A creature of night-time prowls, the owl is more often heard than seen. Tonight, Mom, Papa, Lucy, Fred, Charla, and I sit in a loose semicircle around the nesting box, the sky darkening around us. As the light fades from the crisp air, everything forms into the shape of owls which slips into shadows. Soon a shape wings out of the dark mass of trees. As one, we lift our binoculars and cameras. The owl disappears into the void that is the hole, then reamerges with his dark eyes glaring at us humans. I snap a few photos before he melts back into the darkness.
Twenty minutes later

Believe it or not, it’s 9:15 and we have seen no sign of the owl. I check my watch again. NOTHING. I have begun to form hypotheses on why she hasn’t come out. Maybe she already went to the bathroom, or maybe the male took over egg duty when he came in. I stopped staring at the hole a long time ago and turned to sitting in the creaky blue chairs. I watch the moon slowly climb into the dark sky, silhouetting the needles and branches of pine trees. Finally, Papa whisper-shouts, “There she is!” The sky has dimmed so much I can barely make out the box, let alone the dusky gray head I know is peaking out. Another whispered exclamation of “there she goes!” announces her departure. Papa’s headlight turns on and shoots a beam of light into the forest. He runs over to the nest box, and heaves the ladder up the tree. The metal rungs glint silver in his light, before his headlamp disappears inside the box. A moment later, Papa clambers back down the ladder, his boots clanking softly on the metal. He sets the ladder against a nearby tree and runs back over.

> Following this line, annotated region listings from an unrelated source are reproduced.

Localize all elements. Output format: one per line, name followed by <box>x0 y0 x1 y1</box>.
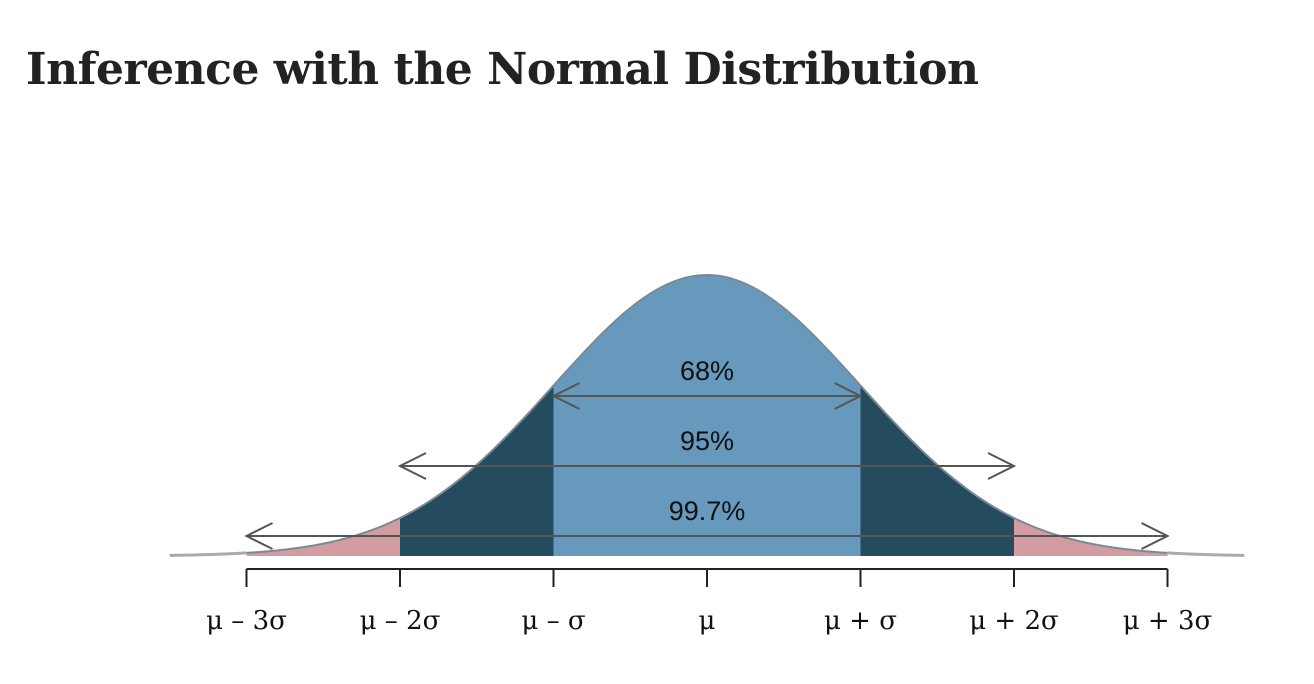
interval-1: 95% <box>397 426 1017 480</box>
band-0 <box>553 275 861 556</box>
tick-label: μ – σ <box>521 606 585 636</box>
curve-left-tail <box>169 551 247 557</box>
interval-2: 99.7% <box>244 496 1170 550</box>
arrowhead-right <box>834 382 863 410</box>
curve-right-tail <box>1167 551 1245 557</box>
tick-label: μ – 2σ <box>360 606 441 636</box>
tick-label: μ + 3σ <box>1123 606 1213 636</box>
tick-label: μ <box>699 606 716 636</box>
interval-label: 95% <box>680 426 734 456</box>
interval-arrows: 68% 95% 99.7% <box>244 356 1170 550</box>
interval-label: 68% <box>680 356 734 386</box>
arrowhead-left <box>397 452 427 480</box>
band-2-left <box>246 517 400 556</box>
interval-0: 68% <box>551 356 863 410</box>
arrowhead-left <box>244 522 273 550</box>
arrowhead-right <box>987 452 1017 480</box>
tick-label: μ – 3σ <box>206 606 287 636</box>
tick-label: μ + σ <box>824 606 897 636</box>
tick-label: μ + 2σ <box>969 606 1059 636</box>
curve-outline <box>246 273 1168 554</box>
band-2-right <box>1014 517 1168 556</box>
x-axis: μ – 3σ μ – 2σ μ – σ μ μ + σ μ + 2σ μ + 3σ <box>206 568 1213 636</box>
arrowhead-left <box>551 382 580 410</box>
density-curve <box>169 273 1245 557</box>
page-title: Inference with the Normal Distribution <box>26 44 979 95</box>
interval-label: 99.7% <box>669 496 746 526</box>
arrowhead-right <box>1141 522 1170 550</box>
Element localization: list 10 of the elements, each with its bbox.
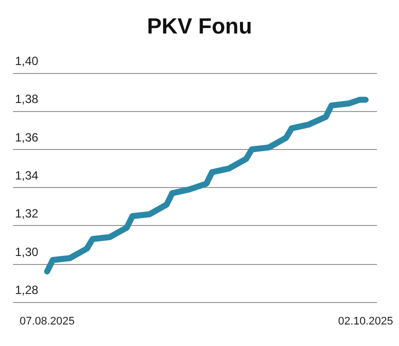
y-tick-label: 1,32 — [15, 206, 39, 221]
y-tick-label: 1,34 — [15, 168, 39, 182]
y-tick-label: 1,38 — [15, 92, 39, 106]
y-tick-label: 1,36 — [15, 130, 39, 144]
x-tick-label: 02.10.2025 — [338, 316, 394, 328]
chart-title: PKV Fonu — [146, 14, 252, 38]
y-tick-label: 1,40 — [15, 54, 39, 68]
x-tick-label: 07.08.2025 — [20, 316, 75, 328]
y-tick-label: 1,28 — [15, 283, 39, 297]
y-tick-label: 1,30 — [15, 244, 39, 259]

“I could hear them peeping!” He exclaims, showing us the photos of the nest. Inside four fluffy, white chicks huddle together besides one unhatched egg. Three Western Deer Mice surround them and more mouse legs and tails lie discarded in the corners. Bird feathers stick out of the wood chips at odd angles. All I manage is, “We’re going to have quite the mess to clean up this fall.”
Photo shoot completed, we head back into the cabin, where the wood stove crackles. We all pile onto the couch and zoom in on different parts of the photo. Later that night, as I lay in bed, I imagine the owlets in a couple weeks, all grown up and gray, though perhaps not completely independent. Little baby owls fly in and out of my dreams.